Entity Extraction from Google and Yahoo

August 19, 2009

I found the announcement reported on the Programmable Web a harbinger. “Yahoo Quietly Axes Two Search APIs” disclosed that Yahoo is out of the entity extraction business * before * the Microsoft deal closes. I can see nuking this type of service once the deal closes, but killing off a service quietly is more troubling to me. Programmable Web provides a link to “Being Optimistic at the Deathbed of Yahoo Search API”. I am not so optimistic. You can read Yahoo’s announcement on the YDN:

yahoo discontinue

What is the impact? Yahoo offers no information. What about those BOSS fans? Yahoo offers no information.

To my surprise, Mashable here reported that Yahoo has not killed its term extraction API.

What’s ironic is that at about the same time as Yahoo’s entity flip flop flip was taking place, the Google’s patent document US20090204592 was published. Now entity extraction is no big deal any longer. You can poke around and find open source routines or you can click on Google ads for Teragram’s solution. I find these Google patent documents interesting because it suggests to me that the Google is cognizant of the functions that search vendors such as Autonomy and Endeca have been including in their upscale systems. With the Google nosing into these functions, I have a hunch that Google will be looking to add some new zing to its Google Search Appliance and its enterprise applications.

You can read the patent document using the wonderful USPTO system here. The abstract for the document filed on April 9, 2009, complements other Google text processing patent documents. (You can explore these via the Perfect Search / ArnoldIT.com service at http://arnoldit.perfectsearchcorp.com/.)

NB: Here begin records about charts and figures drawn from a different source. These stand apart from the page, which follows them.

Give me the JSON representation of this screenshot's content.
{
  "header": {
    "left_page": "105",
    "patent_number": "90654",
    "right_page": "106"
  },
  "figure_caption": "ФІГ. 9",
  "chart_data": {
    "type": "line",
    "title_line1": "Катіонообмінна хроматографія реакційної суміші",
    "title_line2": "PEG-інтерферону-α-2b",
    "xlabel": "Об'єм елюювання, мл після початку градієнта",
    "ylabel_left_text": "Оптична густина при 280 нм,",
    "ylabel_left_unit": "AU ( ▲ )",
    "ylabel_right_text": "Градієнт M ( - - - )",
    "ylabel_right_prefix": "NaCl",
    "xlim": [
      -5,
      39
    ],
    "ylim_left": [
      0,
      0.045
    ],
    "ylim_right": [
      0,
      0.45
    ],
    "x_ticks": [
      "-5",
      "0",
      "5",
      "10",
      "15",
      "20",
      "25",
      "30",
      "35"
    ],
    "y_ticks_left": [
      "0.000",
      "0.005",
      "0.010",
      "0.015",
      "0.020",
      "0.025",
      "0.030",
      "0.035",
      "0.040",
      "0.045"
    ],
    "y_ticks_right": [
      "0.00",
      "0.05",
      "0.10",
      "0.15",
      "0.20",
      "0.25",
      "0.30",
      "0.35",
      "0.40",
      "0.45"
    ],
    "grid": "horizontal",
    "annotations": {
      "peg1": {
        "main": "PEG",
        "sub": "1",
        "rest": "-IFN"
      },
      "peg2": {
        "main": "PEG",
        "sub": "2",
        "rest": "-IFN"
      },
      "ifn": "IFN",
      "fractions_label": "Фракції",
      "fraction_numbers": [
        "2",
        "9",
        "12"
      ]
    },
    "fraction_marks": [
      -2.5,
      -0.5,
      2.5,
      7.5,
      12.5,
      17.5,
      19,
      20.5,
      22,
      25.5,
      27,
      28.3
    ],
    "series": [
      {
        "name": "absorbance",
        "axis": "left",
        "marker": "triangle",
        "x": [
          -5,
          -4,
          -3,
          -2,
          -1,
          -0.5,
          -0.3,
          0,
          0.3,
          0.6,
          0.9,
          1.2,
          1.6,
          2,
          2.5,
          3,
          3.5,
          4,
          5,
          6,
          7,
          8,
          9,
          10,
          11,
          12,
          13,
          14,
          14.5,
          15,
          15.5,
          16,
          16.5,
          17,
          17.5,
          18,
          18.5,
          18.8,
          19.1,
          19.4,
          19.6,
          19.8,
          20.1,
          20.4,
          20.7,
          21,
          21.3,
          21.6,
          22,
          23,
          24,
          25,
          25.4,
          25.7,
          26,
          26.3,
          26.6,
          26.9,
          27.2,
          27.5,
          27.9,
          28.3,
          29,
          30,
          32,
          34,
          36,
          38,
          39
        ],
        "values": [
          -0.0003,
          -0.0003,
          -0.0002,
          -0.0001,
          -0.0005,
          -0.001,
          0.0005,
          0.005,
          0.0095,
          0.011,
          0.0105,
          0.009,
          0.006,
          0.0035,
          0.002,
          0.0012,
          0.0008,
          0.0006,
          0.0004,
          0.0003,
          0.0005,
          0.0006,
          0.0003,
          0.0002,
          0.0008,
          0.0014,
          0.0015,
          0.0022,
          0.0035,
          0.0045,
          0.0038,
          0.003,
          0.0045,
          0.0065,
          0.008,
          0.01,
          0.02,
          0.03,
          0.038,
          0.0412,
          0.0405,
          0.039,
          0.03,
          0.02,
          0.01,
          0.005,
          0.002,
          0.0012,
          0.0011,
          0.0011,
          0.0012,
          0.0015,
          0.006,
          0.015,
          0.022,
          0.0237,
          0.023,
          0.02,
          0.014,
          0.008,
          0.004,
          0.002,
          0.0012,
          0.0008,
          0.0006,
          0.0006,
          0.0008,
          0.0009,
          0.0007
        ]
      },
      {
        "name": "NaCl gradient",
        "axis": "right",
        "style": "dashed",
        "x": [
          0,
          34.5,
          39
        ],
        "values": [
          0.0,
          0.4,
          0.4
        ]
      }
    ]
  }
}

A system receives a search query, determines whether the received search query includes an entity name, and determines whether the entity name is associated with a common word or phrase. When the entity name is associated with a common word or phrase, the system generates a link to a rewritten query, performs a search based on the received search query to obtain first search results, and provides the first search results and the link to the rewritten query. When the entity name is not associated with a common word or phrase, the system rewrites the received search query to include a restrict identifier associated with the entity name, generates a link to the received search query, performs a search based on the rewritten search query to obtain second search results, and provides the second search results and the link to the received search query.

Yahoo waffles (thrashes in confusion?) and the Google discloses an entity function. I noted with interest that one of the Google entity extraction inventors was Marissa Mayer along with several colleagues. Tell me. Which company seems to be on the upswing? Which company is pointed toward the sunset?